Researchers at the University of Michigan are developing a statistical model to predict when a cyber attack is likely to be launched against a given organisation.
Researchers Robert Axelrod and Rumen Illiev's ‘Timing of Cyber Conflict' paper (pdf) details four main variables governing the risk of a cyber attack taking place.
The variables include the specific vulnerability being exploited; the overall stealth level of the attack vector - and its potential for re-use; the risk of the attack methodology being spotted and remediated; and the threshold (point) at which the attacker will gain more than they will lose.
The statistical model primarily takes into account stealth and persistence; each is said to have an opposite effect to the other in terms of the optimum time to use an attack resource.
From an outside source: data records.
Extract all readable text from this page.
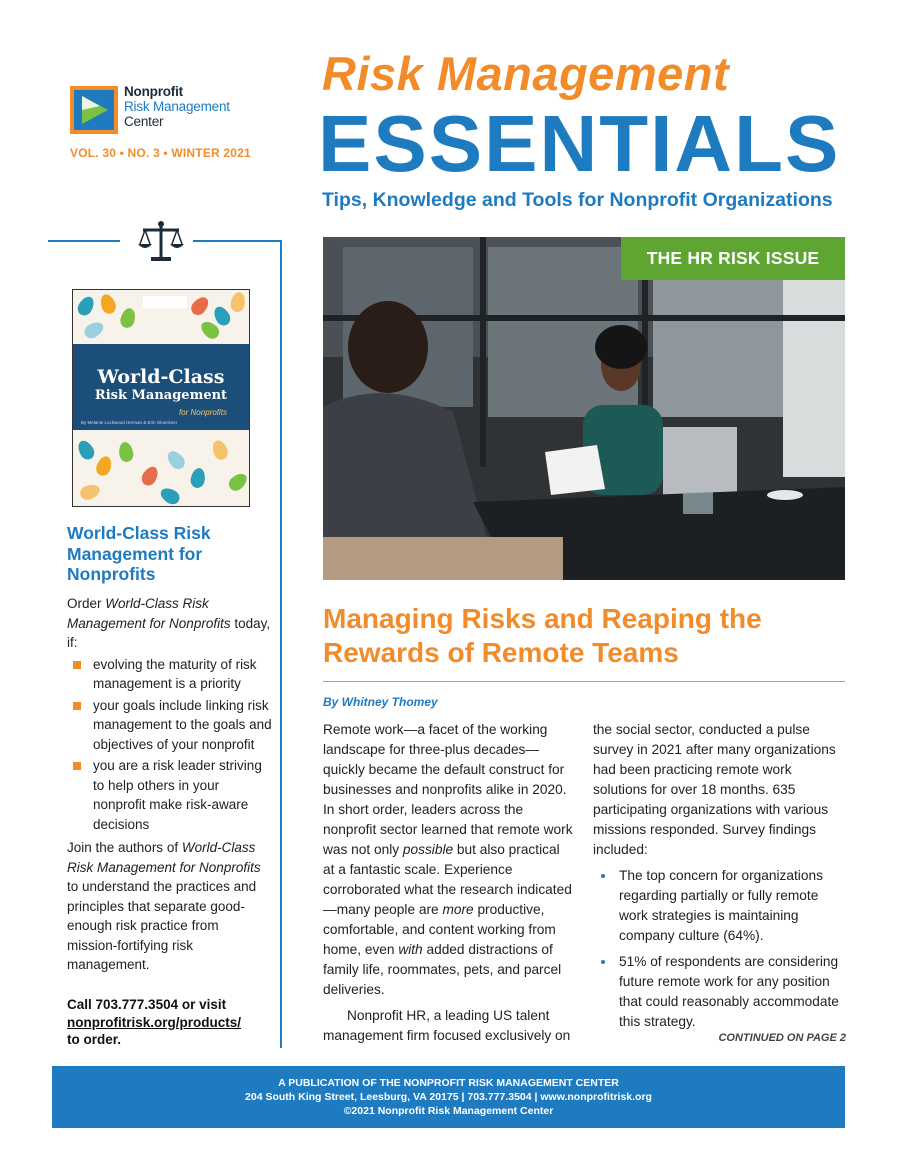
Nonprofit
Risk Management
Center
VOL. 30 • NO. 3 • WINTER 2021
Risk Management
ESSENTIALS
Tips, Knowledge and Tools for Nonprofit Organizations
World-Class
Risk Management
for Nonprofits
By Melanie Lockwood Herman & Erin Gloeckner
World-Class Risk Management for Nonprofits

Order World-Class Risk Management for Nonprofits today, if:

evolving the maturity of risk management is a priority
your goals include linking risk management to the goals and objectives of your nonprofit
you are a risk leader striving to help others in your nonprofit make risk-aware decisions

Join the authors of World-Class Risk Management for Nonprofits to understand the practices and principles that separate good-enough risk practice from mission-fortifying risk management.

Call 703.777.3504 or visit
nonprofitrisk.org/products/
to order.
THE HR RISK ISSUE
Managing Risks and Reaping the Rewards of Remote Teams
By Whitney Thomey

Remote work—a facet of the working landscape for three-plus decades—quickly became the default construct for businesses and nonprofits alike in 2020. In short order, leaders across the nonprofit sector learned that remote work was not only possible but also practical at a fantastic scale. Experience corroborated what the research indicated—many people are more productive, comfortable, and content working from home, even with added distractions of family life, roommates, pets, and parcel deliveries.

Nonprofit HR, a leading US talent management firm focused exclusively on

the social sector, conducted a pulse survey in 2021 after many organizations had been practicing remote work solutions for over 18 months. 635 participating organizations with various missions responded. Survey findings included:

The top concern for organizations regarding partially or fully remote work strategies is maintaining company culture (64%).
51% of respondents are considering future remote work for any position that could reasonably accommodate this strategy.
CONTINUED ON PAGE 2
A PUBLICATION OF THE NONPROFIT RISK MANAGEMENT CENTER
204 South King Street, Leesburg, VA 20175 | 703.777.3504 | www.nonprofitrisk.org
©2021 Nonprofit Risk Management Center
Incoming Thought analyst Sarb Sembhi said the findings were "fascinating" but noted the model could "only be used in a number of cases".
He said it remained "very early days" in developing the mathematical risk model and that work needs to continue to refine it.
However, he said the model would be especially useful to telcos, who could predict the likelihood that their network could come under attack.
Professor John Walker of Nottingham-Trent University added that that there are other parameters that need to be considered when calculating the risk of a cyber attack being imminent.
These, he explained, include industry placement, size, and exposure. He said this would allow the model to predict which industries and sectors will have the highest levels of risk attached to them.